Jean Gabin, le gentleman-farmer
L’immense acteur fut un amoureux viscéral de la terre, au point de lui consacrer son temps libre et ses moyens. Son domaine, La Pichonnière dans l’Orne, était peuplé de vaches et de chevaux qu’il éleva et fit courir. Récit.
Gabin. Un acteur qui nous plonge dans un demi-siècle de cinéma. Pépé le Moko, la Grande Illusion, le Quai des brumes, Touchez pas au Grisbi, le Président, Un singe en hiver, le Clan des Siciliens, Le cave se rebiffe, le Gentleman d’Epsom… on voudrait tous les citer… Des chefs-d’oeuvre pour certains d’entre eux, de grands films pour d’autres, de moins bons parfois, mais tous ont bénéficié de la présence d’un acteur exceptionnel, d’un monument du cinéma français : Jean Gabin (1904-1976). 98 films, près de cinquante ans de carrière, sa première apparition sur la pellicule remontant à 1928 dans le court-métrage muet l’Héritage de Linette de Michel du Lac, sa dernière apparition, dans le film de Jean Girault : l’Année sainte avec Jean-Claude Brialy (1976).

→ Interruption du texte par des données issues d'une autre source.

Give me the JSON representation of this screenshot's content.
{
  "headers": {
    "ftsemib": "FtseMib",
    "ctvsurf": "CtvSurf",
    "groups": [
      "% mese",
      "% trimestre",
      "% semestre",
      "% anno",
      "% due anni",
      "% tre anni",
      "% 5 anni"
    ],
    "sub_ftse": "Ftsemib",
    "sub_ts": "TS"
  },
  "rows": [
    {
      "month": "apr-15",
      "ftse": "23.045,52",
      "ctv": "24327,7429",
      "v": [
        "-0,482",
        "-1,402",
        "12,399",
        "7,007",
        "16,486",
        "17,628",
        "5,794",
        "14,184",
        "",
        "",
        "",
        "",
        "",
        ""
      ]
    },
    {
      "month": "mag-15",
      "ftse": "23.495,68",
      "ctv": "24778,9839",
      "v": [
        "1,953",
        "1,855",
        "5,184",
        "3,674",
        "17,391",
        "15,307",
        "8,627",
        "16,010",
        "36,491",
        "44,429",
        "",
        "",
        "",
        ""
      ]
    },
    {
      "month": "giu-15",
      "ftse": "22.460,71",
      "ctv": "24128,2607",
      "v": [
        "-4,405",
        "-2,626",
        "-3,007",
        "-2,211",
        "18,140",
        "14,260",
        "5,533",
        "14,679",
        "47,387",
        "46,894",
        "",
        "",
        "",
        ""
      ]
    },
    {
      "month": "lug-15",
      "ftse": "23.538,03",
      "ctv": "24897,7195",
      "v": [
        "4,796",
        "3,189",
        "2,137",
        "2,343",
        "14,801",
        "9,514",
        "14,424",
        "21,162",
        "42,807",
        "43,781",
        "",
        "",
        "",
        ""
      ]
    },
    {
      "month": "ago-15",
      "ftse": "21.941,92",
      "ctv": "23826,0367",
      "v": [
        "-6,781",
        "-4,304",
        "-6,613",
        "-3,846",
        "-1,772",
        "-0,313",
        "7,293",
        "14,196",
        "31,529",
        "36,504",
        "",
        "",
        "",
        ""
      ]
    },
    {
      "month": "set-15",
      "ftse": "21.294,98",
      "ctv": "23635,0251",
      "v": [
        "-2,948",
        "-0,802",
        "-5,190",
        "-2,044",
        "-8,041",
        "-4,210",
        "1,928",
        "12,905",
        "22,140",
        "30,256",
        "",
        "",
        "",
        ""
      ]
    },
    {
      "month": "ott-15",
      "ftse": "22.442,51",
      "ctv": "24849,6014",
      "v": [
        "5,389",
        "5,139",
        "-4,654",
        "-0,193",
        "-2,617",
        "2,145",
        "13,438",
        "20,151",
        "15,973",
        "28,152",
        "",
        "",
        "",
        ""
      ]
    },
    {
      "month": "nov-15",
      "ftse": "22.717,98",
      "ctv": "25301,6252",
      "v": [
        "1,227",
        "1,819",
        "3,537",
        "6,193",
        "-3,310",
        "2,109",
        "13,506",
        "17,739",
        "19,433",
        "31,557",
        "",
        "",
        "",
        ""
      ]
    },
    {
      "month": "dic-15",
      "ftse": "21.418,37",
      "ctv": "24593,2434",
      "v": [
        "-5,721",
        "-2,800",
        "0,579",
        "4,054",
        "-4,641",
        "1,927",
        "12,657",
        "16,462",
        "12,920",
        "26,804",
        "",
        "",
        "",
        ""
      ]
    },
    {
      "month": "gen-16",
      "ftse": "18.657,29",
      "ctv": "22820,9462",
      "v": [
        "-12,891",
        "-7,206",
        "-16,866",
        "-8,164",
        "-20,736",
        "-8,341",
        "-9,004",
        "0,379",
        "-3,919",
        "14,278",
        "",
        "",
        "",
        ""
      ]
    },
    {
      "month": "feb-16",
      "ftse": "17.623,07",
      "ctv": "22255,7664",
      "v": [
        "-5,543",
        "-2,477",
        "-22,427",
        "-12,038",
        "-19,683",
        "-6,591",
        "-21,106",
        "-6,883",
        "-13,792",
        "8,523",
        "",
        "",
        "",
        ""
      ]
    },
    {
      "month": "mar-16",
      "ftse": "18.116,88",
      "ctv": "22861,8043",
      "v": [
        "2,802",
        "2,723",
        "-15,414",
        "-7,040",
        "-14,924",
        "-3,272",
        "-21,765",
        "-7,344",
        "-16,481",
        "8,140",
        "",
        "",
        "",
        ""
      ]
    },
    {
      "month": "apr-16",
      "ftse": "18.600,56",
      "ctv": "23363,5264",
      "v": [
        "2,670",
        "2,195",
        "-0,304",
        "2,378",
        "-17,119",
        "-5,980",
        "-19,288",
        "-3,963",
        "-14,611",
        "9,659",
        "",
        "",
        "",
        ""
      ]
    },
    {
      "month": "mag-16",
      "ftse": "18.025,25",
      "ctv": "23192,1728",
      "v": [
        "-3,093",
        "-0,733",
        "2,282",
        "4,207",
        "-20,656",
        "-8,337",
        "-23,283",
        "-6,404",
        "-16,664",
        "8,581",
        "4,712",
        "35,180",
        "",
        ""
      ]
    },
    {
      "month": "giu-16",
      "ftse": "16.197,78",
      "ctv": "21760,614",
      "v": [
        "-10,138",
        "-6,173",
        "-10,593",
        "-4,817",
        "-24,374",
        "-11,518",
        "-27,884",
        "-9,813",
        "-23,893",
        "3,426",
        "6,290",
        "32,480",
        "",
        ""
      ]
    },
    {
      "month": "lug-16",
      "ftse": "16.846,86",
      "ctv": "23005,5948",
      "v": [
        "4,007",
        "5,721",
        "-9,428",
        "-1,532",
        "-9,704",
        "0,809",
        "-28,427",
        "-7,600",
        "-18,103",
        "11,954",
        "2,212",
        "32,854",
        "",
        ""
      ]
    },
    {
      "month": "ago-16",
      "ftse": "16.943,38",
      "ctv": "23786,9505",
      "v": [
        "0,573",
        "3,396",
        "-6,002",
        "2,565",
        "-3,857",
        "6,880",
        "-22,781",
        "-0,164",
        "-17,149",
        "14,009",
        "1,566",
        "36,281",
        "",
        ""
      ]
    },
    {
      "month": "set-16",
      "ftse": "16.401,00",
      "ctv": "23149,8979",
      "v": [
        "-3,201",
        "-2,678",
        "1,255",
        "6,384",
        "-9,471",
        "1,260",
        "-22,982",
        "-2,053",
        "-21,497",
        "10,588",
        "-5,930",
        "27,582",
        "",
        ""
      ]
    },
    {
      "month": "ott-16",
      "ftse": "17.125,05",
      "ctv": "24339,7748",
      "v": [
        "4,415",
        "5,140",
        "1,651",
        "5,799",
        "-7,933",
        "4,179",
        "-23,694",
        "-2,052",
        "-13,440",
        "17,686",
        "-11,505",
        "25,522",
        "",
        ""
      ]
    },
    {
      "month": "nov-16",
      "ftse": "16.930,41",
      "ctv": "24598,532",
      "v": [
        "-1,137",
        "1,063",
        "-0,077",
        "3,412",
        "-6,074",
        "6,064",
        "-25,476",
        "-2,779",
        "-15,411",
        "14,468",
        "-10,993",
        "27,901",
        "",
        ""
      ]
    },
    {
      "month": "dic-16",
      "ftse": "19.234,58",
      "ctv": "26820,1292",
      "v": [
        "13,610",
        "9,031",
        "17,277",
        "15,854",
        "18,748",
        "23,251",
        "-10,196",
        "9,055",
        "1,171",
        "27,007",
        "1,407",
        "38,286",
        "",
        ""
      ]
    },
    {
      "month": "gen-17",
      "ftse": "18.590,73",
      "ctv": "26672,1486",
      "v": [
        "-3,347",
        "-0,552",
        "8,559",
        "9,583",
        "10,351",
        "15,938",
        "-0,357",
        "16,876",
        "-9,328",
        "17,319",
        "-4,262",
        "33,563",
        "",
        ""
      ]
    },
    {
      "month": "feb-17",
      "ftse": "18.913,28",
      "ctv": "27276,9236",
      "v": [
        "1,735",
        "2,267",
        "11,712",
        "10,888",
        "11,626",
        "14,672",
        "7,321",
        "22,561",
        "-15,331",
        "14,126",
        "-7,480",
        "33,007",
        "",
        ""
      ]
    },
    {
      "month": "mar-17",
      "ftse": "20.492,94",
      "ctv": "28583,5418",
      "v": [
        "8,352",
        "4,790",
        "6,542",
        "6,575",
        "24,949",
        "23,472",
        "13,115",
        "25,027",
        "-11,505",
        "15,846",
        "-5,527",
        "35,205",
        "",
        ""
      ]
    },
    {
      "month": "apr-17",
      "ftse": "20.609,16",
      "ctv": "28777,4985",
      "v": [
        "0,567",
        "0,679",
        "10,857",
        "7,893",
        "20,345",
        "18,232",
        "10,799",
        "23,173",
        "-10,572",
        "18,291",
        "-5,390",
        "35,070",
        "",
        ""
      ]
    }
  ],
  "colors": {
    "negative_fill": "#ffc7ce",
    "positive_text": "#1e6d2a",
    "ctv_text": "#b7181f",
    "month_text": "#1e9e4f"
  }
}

Mais derrière l’acteur au ton et à la démarche si caractéristique, il y a un homme discret, voire secret. « Pudique et anxieux », diront ses enfants Florence et Mathias Gabin-Moncorgé dans un très joli livre (Gabin hors champ). Détestant par-dessus les mondanités, il reçut la Légion d’honneur ou présida la cérémonie des Césars à reculons. Une chose n’est pas contestable : Jean Gabin se définissait comme un amoureux viscéral de la terre, au point de lui consacrer son temps libre, son argent et bien plus encore. Une terre peuplée de vaches et de chevaux. Car il les a aimés ces chevaux lui qui en avait une peur bleue ! À un moment, il en a eu plus de cent ; il a élevé, a eu des trotteurs, quelques galopeurs, adorait les voir courir sous ses couleurs (casaque boutond’or, toque lilas). Il eut une passion dévorante pour le turf : « À la maison, témoigne son fils Mathias Moncorgé, la vie gravitait autour des courses. »
Lorsqu’on s’intéresse un peu à Jean Gabin, on apprend qu’il fit tout bonnement construire l’hippodrome de Moulins-la-Marche dans l’Orne (et qui est toujours en activité) et dit à ce propos : « Je suis le seul homme en France avec Marcel Boussac à posséder un hippodrome. » Signe qui ne trompe pas : la seule fois où il demanda à être pris en photo, ce sera entouré de deux poulinières trotteuses – Hortense VII et Masina (la première lui appartenait) – : là ses yeux brillent. Bref, comme le raconte son fils : « les chevaux figurent comme une passion dévorante comme ce coup de foudre quasi charnel pour le monde de la terre ».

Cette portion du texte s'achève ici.